An English Incised Memorial Brass Effigy Depicting a Gentleman in Early 17th Century Civil Costume his Hands Clasped in Prayer
Early 17th Century
Size: 15cm high, 7.5cm wide – 6 ins high, 3 ins wide
Provenance: Ex English Private collection, sold at Auction 2012
cf: Three similar figures in Civil Dress in Watford, Herts dating to 1613
Monumental church brasses provide an interesting and accurate pictorial history of the armour, costumes and vestments worn by the aristocracy, ecclesiastics, merchants, tradesmen, yeomen, mayors and aldermen, and servants of the day over a period of 400 years. It is stated by experts that at one time some 150,000 engraved brasses were in existence, but many of these have disappeared due to the dissolution of the monasteries and the vagaries of war and neglect.
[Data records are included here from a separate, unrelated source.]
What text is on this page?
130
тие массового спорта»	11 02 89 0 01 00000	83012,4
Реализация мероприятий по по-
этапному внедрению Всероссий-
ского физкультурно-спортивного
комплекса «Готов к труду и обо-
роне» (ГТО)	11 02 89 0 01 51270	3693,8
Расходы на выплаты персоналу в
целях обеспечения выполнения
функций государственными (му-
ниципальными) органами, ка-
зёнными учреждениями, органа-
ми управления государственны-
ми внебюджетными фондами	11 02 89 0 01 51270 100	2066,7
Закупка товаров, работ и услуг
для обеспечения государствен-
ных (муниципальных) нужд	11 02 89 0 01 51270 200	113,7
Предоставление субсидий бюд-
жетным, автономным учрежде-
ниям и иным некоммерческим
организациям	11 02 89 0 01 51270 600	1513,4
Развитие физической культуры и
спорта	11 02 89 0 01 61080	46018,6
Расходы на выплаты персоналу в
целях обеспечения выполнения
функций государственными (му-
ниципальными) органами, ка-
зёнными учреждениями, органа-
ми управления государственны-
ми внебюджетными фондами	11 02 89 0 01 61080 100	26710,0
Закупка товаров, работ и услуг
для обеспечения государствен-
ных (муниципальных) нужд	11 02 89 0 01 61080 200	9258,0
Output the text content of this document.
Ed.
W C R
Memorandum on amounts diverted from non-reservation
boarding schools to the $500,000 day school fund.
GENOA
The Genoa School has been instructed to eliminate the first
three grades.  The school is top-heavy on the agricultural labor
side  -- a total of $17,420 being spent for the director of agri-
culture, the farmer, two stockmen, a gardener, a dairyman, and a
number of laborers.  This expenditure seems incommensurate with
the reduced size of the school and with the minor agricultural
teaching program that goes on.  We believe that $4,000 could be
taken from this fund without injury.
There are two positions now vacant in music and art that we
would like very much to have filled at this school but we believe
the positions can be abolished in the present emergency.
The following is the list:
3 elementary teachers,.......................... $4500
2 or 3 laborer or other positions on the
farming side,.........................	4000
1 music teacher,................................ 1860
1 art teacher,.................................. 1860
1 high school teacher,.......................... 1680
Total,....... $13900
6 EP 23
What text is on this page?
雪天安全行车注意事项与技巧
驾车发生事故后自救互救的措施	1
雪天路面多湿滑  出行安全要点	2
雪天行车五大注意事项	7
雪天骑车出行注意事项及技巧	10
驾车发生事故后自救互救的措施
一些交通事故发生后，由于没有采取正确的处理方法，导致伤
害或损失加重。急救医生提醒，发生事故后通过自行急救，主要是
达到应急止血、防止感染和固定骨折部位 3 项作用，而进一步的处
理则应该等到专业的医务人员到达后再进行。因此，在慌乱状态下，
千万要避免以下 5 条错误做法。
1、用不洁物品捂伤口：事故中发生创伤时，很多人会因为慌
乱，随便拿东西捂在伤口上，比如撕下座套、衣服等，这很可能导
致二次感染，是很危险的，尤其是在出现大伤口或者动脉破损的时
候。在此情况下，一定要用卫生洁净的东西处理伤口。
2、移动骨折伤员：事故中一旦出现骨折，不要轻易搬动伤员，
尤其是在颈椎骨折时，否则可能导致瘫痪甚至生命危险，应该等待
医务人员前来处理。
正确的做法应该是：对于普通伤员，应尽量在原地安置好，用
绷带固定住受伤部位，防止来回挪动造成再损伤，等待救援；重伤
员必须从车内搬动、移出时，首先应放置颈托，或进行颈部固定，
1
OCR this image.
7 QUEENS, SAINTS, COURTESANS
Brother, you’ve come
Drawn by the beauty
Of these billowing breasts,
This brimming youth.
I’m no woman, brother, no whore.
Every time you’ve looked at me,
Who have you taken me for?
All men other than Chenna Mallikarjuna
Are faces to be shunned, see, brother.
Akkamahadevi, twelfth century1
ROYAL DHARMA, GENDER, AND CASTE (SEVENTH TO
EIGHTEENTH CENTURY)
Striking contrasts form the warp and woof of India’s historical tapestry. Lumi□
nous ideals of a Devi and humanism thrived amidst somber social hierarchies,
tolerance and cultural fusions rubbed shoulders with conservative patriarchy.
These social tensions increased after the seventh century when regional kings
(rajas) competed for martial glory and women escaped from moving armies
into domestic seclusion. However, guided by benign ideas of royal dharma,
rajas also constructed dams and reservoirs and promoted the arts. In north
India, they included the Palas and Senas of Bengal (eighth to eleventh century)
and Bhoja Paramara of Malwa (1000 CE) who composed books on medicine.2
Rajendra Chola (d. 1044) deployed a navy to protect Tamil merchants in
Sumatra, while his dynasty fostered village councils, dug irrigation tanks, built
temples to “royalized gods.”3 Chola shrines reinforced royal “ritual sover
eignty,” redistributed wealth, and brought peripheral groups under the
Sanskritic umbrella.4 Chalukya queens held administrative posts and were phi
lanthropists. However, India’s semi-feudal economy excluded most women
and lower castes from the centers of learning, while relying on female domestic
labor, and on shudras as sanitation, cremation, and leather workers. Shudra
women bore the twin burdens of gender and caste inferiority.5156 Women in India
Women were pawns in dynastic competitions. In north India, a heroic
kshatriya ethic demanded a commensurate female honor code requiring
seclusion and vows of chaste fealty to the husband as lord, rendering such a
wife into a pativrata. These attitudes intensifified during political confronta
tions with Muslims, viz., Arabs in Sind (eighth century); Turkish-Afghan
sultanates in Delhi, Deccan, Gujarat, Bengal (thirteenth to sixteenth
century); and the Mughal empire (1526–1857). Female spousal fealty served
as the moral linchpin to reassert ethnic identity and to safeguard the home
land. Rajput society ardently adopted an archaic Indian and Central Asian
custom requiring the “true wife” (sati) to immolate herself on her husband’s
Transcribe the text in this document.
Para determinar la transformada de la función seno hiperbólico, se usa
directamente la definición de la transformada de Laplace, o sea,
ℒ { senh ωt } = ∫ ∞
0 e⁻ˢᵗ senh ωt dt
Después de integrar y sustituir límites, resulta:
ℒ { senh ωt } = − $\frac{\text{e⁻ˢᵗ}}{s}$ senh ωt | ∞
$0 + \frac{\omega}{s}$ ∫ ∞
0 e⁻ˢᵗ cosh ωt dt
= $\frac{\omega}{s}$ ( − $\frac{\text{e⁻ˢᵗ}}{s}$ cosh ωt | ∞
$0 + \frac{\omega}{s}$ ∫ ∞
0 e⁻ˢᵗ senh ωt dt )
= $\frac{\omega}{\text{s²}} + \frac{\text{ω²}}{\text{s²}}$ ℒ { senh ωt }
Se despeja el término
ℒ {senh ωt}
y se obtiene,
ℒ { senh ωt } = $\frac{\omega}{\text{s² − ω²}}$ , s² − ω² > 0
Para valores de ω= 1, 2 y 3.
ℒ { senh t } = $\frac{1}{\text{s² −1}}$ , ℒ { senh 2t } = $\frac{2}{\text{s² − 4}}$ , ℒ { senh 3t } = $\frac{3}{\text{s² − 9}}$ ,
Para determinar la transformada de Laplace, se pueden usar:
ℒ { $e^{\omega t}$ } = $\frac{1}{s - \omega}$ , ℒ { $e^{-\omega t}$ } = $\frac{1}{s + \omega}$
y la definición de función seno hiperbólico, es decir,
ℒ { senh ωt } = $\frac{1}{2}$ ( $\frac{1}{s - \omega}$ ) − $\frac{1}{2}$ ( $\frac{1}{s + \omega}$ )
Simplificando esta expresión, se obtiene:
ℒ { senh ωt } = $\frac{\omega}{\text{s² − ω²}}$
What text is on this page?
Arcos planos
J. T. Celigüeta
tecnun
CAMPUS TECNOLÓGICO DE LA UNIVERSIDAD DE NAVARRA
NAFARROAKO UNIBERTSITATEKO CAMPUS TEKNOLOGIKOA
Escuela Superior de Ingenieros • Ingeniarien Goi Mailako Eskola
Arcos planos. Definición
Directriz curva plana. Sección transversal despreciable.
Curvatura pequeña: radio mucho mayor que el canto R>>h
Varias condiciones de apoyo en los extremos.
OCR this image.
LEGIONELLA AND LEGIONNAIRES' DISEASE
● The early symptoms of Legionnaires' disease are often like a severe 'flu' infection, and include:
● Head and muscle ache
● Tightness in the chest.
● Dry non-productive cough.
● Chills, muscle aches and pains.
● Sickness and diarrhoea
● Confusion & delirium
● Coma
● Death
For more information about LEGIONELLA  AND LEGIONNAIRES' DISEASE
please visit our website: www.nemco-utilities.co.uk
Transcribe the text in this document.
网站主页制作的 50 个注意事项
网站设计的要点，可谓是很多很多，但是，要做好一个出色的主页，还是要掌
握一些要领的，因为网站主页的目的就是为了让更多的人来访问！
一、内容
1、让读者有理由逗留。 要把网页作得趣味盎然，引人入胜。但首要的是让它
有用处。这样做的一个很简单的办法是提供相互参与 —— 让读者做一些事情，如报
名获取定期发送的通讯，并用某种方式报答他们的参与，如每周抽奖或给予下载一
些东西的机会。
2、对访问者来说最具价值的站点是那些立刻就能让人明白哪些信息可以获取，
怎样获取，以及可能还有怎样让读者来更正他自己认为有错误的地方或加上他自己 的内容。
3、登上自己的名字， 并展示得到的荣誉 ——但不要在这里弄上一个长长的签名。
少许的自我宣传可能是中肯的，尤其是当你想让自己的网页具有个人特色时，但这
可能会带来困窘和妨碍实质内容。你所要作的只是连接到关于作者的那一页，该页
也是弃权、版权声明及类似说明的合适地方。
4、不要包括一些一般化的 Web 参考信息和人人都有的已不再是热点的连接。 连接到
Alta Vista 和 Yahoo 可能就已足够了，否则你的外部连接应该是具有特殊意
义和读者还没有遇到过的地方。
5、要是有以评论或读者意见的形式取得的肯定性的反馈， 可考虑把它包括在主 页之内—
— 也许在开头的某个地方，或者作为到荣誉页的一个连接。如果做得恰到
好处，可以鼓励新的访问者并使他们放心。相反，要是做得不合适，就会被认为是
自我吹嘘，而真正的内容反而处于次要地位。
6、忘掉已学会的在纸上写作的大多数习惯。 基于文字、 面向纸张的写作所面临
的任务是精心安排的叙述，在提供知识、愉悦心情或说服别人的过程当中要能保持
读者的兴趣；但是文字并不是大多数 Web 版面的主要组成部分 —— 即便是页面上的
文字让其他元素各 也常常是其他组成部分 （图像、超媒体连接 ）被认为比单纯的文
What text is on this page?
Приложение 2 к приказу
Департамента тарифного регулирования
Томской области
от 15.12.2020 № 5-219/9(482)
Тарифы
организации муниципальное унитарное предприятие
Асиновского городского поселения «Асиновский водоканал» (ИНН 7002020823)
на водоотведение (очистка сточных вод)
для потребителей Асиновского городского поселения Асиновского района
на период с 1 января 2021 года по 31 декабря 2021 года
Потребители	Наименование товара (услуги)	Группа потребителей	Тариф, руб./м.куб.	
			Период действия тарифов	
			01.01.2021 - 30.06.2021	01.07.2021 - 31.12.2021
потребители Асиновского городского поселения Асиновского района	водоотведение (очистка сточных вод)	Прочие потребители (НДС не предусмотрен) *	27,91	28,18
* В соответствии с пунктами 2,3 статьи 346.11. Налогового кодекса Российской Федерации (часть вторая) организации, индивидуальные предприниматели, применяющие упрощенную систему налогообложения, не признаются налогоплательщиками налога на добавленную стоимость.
From 1536 to 1539 the dissolution of the monasteries caused almost all monastic buildings with an income of less than £200 per annum to be closed. Valuable possessions which had adorned the buildings passed directly or indirectly to Henry VIII. Shrines were destroyed and the brasses taken up. Many of the buildings fell into disuse. The Dissolution was responsible for the ruin of a greater number of monumental brasses than Oliver Cromwell's iconoclasm some 120 years later.
In St Albans Abbey over 270 empty casements remain today. Only a dozen are complete with their original brasses.